Textgain, a spin-off from the University of Antwerp, has developed software allowing for recognition of Islamic State (I.S.) fighters on the Internet. It announced this yesterday (Thursday). The software could, from now on, be used in the fight against jihadist propaganda.
The company, Textgain, had already previously developed software locating hate messages on Twitter.
IS terrorists and sympathizers have since then modified their practices and, henceforth, send their messages via encrypted platforms.
Researchers succeeded in getting around this problem. Using recognition technology and in-depth analysis, thousands of photographs of I.S. fighters were matched up with those of other users.
This way it was possible to detect the differences.
Guy de Pauw indicated, “Mainstream social network users, above all, share selfies, photographs of their pets, favourite cinema and football stars.”
He pursued, “In contrast, I.S. fighters share pictures of war weapons, explosions, fighters who died in combat and flags.
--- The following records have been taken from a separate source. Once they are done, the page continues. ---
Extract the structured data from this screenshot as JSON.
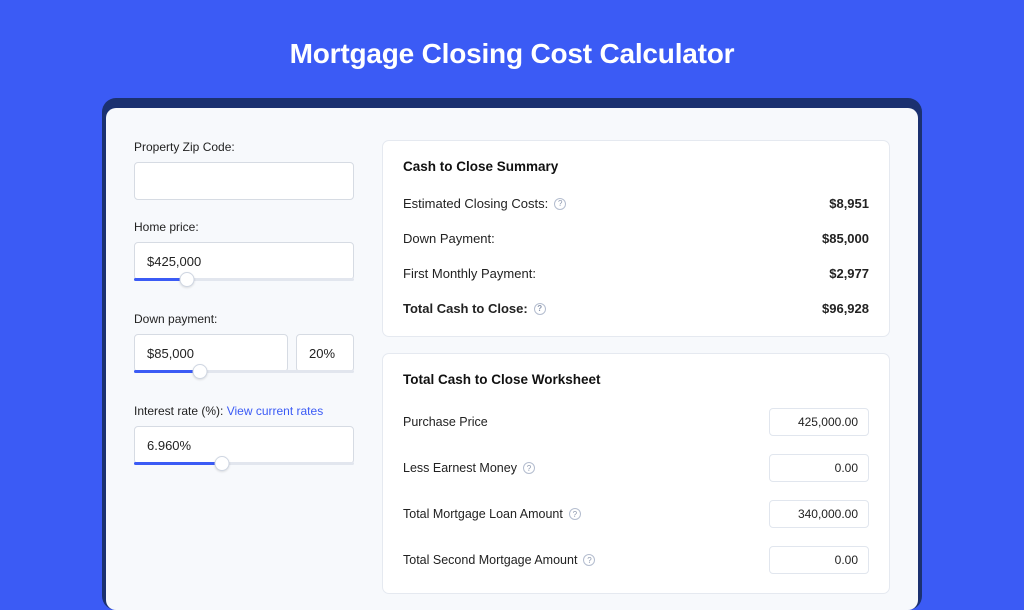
{
  "title": "Mortgage Closing Cost Calculator",
  "form": {
    "zip": {
      "label": "Property Zip Code:",
      "value": ""
    },
    "home_price": {
      "label": "Home price:",
      "value": "$425,000",
      "fill_pct": 24
    },
    "down_payment": {
      "label": "Down payment:",
      "value": "$85,000",
      "pct": "20%",
      "fill_pct": 30
    },
    "interest_rate": {
      "label": "Interest rate (%): ",
      "link": "View current rates",
      "value": "6.960%",
      "fill_pct": 40
    }
  },
  "summary": {
    "title": "Cash to Close Summary",
    "rows": [
      {
        "label": "Estimated Closing Costs:",
        "help": true,
        "value": "$8,951",
        "bold": false
      },
      {
        "label": "Down Payment:",
        "help": false,
        "value": "$85,000",
        "bold": false
      },
      {
        "label": "First Monthly Payment:",
        "help": false,
        "value": "$2,977",
        "bold": false
      },
      {
        "label": "Total Cash to Close:",
        "help": true,
        "value": "$96,928",
        "bold": true
      }
    ]
  },
  "worksheet": {
    "title": "Total Cash to Close Worksheet",
    "rows": [
      {
        "label": "Purchase Price",
        "help": false,
        "value": "425,000.00"
      },
      {
        "label": "Less Earnest Money",
        "help": true,
        "value": "0.00"
      },
      {
        "label": "Total Mortgage Loan Amount",
        "help": true,
        "value": "340,000.00"
      },
      {
        "label": "Total Second Mortgage Amount",
        "help": true,
        "value": "0.00"
      }
    ]
  }
}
Our algorithms make it possible to identify individually and in a fair way, in 85% to 90% of cases, the photograph shared.”
The software can be used in the fight against I.S. propaganda, De Pauw says, “Our software had previously attracted attention. Authorities have already made available budgets for social network budgets.”
He goes on, “The social network climate is ripe for this and we hope to be in a position to respond to a call for tenders.”